The Cell Migration Consortium aims to develop reagents, technology, and information to be shared with the migration community. Several initiatives have different but related aims:

• The discovery initiative uses array analysis, localization of GFP fusions, screening for genes that promote migration in a slow-moving cell line, and tandem mass spectroscopy of complexes to identify and characterize migration-related proteins.

• The structure initiative is using correlative light–electron microscopy (EM), cryo- and tomographic EM, X ray crystallography, and NMR to determine the structure of motility complexes.
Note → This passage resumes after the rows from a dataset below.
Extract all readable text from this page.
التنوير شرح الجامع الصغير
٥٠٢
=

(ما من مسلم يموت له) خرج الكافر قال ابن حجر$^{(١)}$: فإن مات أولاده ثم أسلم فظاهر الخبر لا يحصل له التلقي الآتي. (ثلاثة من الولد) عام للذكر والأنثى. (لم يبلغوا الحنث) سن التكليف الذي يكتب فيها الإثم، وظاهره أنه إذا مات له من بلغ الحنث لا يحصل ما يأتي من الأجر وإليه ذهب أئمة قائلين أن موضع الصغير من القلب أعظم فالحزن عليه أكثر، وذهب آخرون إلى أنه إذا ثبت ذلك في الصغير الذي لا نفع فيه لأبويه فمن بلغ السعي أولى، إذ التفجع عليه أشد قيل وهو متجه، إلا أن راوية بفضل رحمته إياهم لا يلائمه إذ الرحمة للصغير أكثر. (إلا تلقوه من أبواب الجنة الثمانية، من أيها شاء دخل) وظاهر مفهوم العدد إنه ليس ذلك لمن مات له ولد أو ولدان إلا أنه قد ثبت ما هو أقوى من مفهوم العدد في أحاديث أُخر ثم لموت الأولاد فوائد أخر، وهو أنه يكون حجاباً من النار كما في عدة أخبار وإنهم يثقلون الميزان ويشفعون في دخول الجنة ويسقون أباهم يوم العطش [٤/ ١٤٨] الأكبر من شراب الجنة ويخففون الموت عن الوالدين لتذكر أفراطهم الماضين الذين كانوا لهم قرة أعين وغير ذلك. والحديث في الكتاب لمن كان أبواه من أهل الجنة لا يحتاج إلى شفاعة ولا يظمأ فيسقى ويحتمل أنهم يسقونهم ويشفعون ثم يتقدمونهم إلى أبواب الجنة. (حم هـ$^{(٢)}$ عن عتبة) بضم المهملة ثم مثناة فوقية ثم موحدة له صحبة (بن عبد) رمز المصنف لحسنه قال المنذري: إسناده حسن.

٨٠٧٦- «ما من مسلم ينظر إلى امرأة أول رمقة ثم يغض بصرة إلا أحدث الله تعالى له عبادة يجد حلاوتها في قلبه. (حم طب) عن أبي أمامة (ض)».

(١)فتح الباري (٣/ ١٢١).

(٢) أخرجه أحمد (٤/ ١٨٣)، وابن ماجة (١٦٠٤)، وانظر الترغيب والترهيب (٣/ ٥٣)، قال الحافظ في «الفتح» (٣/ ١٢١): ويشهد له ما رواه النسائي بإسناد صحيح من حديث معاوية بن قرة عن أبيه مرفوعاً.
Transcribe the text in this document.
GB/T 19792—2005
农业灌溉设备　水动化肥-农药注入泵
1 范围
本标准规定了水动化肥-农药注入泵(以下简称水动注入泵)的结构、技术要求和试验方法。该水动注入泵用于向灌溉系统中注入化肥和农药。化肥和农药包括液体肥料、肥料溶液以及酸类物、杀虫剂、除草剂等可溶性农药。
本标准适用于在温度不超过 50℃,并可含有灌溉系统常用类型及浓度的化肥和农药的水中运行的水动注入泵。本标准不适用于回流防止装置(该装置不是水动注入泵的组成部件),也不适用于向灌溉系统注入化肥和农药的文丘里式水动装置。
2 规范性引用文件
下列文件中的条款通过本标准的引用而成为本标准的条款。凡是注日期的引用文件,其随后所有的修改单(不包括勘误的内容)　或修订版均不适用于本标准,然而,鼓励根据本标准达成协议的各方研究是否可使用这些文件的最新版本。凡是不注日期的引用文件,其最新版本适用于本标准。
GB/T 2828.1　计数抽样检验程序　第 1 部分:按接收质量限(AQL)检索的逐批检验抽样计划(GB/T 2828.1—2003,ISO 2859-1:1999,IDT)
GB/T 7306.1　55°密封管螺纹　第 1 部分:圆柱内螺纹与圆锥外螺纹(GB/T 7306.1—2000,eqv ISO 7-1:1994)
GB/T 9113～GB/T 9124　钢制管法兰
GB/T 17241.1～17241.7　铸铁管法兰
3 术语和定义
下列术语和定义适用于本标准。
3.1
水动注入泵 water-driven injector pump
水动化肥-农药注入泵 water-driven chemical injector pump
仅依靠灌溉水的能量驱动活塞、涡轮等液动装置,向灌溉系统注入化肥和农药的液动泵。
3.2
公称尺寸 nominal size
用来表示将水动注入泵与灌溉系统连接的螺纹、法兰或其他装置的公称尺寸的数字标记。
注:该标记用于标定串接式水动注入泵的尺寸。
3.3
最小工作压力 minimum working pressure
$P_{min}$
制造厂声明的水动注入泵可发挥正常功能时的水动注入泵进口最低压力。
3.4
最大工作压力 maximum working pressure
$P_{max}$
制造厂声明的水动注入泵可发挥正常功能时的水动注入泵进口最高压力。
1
• The signaling initiative is developing better biosensors, including caged phosphoproteins.

• The photoimaging initiative is making high resolution force maps and developing methods for localized photoactivation/inactivation, image correlation microscopy, and in vivo imaging.

• The modeling initiative integrates many of the Consortium's activities by developing physico-chemical systems and correlative models of migration.

These groups are supported by other investigators generating knock-out and transgenic mice and designer biosubstrates, and by a team that unites all of the information generated in various databases.

Information about the Consortium is on a web site (www.cellmigration.org) that will be updated as the databases evolve. All investigators have signed agreements stating that data, information, and reagents will be shared promptly and freely. “I think there will be a lot of people who will be watching that site like a hawk,” says Horwitz. He admits that, like any scientific endeavor, the Consortium will no doubt strike out on some projects. But the offer of free and timely information should spread the benefits of the successful projects well beyond those directly involved in the Consortium. After all, says Horwitz, “who wouldn't want to have a new gene to study”?